SARS-CoV-2’s RNA uses a 7meGppp (m7G) in the 5′-end of its RNA and 2′-O-methylations at its 5′-terminal nucleotides. The methylation changes the capping from a cap-0 to cap-1 structure [McCaffery, 2019] and mimics human mRNA in the infected cell and therefore bypasses detection by pattern recognition receptors as SARS-CoV-2’s RNA appears as ‘self’ rather than ‘non-self’.
The cap-1 structure is a defence that allows the viral RNA to evade detection by RIG-1 as well as interferon-induced protein with tetratricopeptide repeats (IFIT) proteins. IFIT-1 recognises cap-0 (so RNA without 2′-O-methylation) and binds to its 5-end, blocking the ability to translate the viral RNA and thereby interrupting replication.
S Protein Intercellcular Binding.
Following replication within an infected host cell, the new virions are put together in the endoplasmic reticulum–Golgi intermediate compartment (ERGIC), where the structural S protein is assembled. The virions then move into the Golgi where they are carried by vesicles to the infected host cell are ejected through exocytosis. However, coronaviruses retain a proportion of the newly-replicated S proteins and they are sent directly to the membrane of the infected cell to bind with neighbouring cells. This cell-to-cell fusion creates clusters of cells with multiple organelles, allowing greater viral replication.
This defence is based upon not sending new virions into the humoral system where they will be detected by antibodies and Th2 cells. It is in effect a Plan B, ‘if anything should happen to me, then…’.
Conclusions.
A virus needs a host cell to survive and replicate. The better a virus’ natural defences, the better it can evade detection. The better it can evade detection, the greater its chances of survival. In this respect, evolving effective defences against the immune system is part of natural selection and so it is no surprise that coronaviruses have developed effective defences in the approximately 7,160 years since the beta genus phylogenetically evolved from the alpha genus.
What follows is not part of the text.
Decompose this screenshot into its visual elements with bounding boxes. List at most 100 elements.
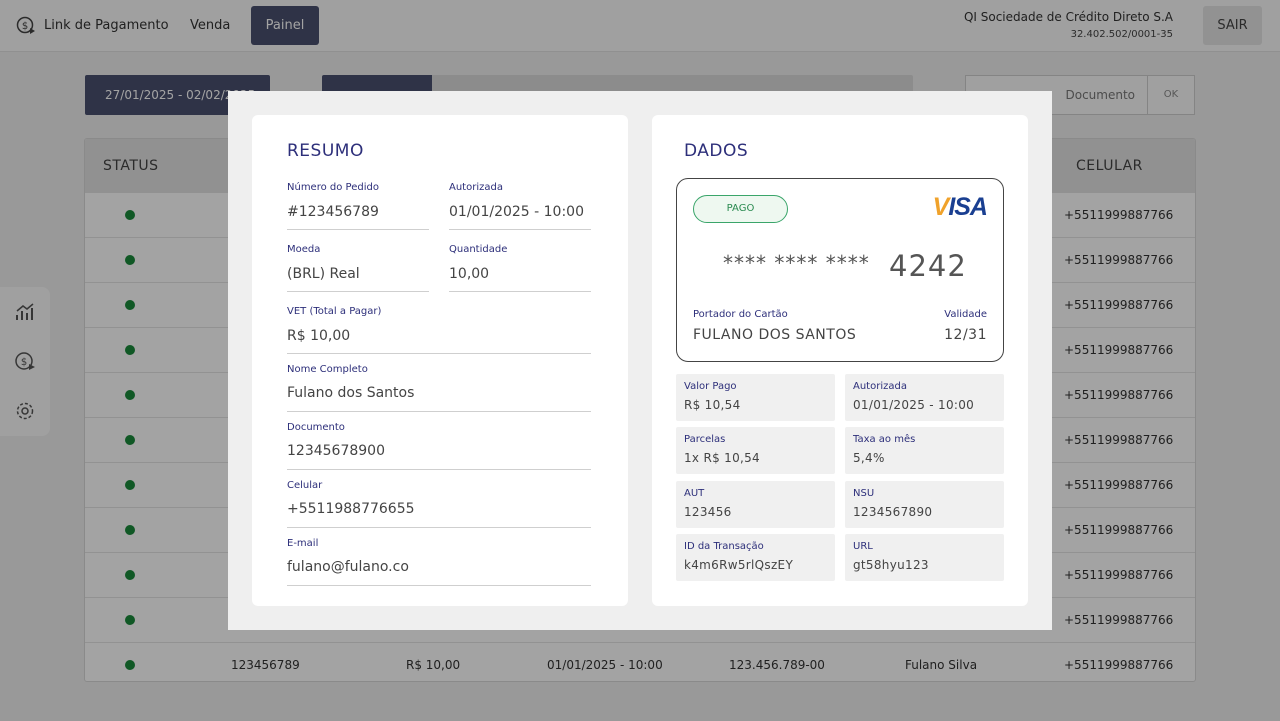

However, the inverse position also applies: the immune system has had the same period of time to react to coronaviruses. As gnathostomes or jawed vertebrates, we first evolved over 500 million years ago and our immune system has been developing over this entire period. While it is facile to state that 500,000,000 is much bigger than 7,160 so humans win every time, this period of evolution and the multi-layered, inter-related nature of our immune system means that while SARS-CoV-2 is clever, it still has weaknesses.
While its cap-1 structure may evade RIG-1, MDA5 and IFIT-1, SARS-CoV-2 antigen is still detected by the toll-like receptors and presented by MHC-I and MHC-II molecules.
SARS-CoV-2 is highly susceptible to vitamin D, with the vitamin D pathways providing both immunity from viral infection and significant attenuation of any disease progression & severity.
The homology of antigen peptide chains across principally other common cold-causing coronaviruses (HCoV-NL63; HCoV-229E; HCoV-HKU1 and HCoV-OC43) but also across other respiratory viruses means that regular exposure to other viruses increases the effectiveness of the innate immune response. Persistent antigen exposure increases immunity as it trains the innate system to respond to other, similar viral infections.
Within the adaptive immune system, memory CD4 TH and CD8 TC cells – both TCM and TEM – conserved from having had a common cold previously, recognise SARS-CoV-2 and upon any primary infection mount an adaptive response as if they have seen it before.
SARS-CoV-2 has several defence mechanisms against detection by the immune system. However the complexity of the immune system means that it can still be detected and the immune system has shown itself to be exceptionally good at overcoming coronavirus infection. There are still risk factors that should be considered, notably high viral load and the impact of comorbidities in disease progression & severity.
To someone with a healthy immune system and without dysfunction in their renin-angiotensin system, SARS-CoV-2 continues to pose a lower risk than seasonal/winter flu (H1N1/H3N2). The far greater risk remains incorrect government strategy and response, as well as the failed NHS clinical response.
The most effective ‘vaccine’ remains your own immune system.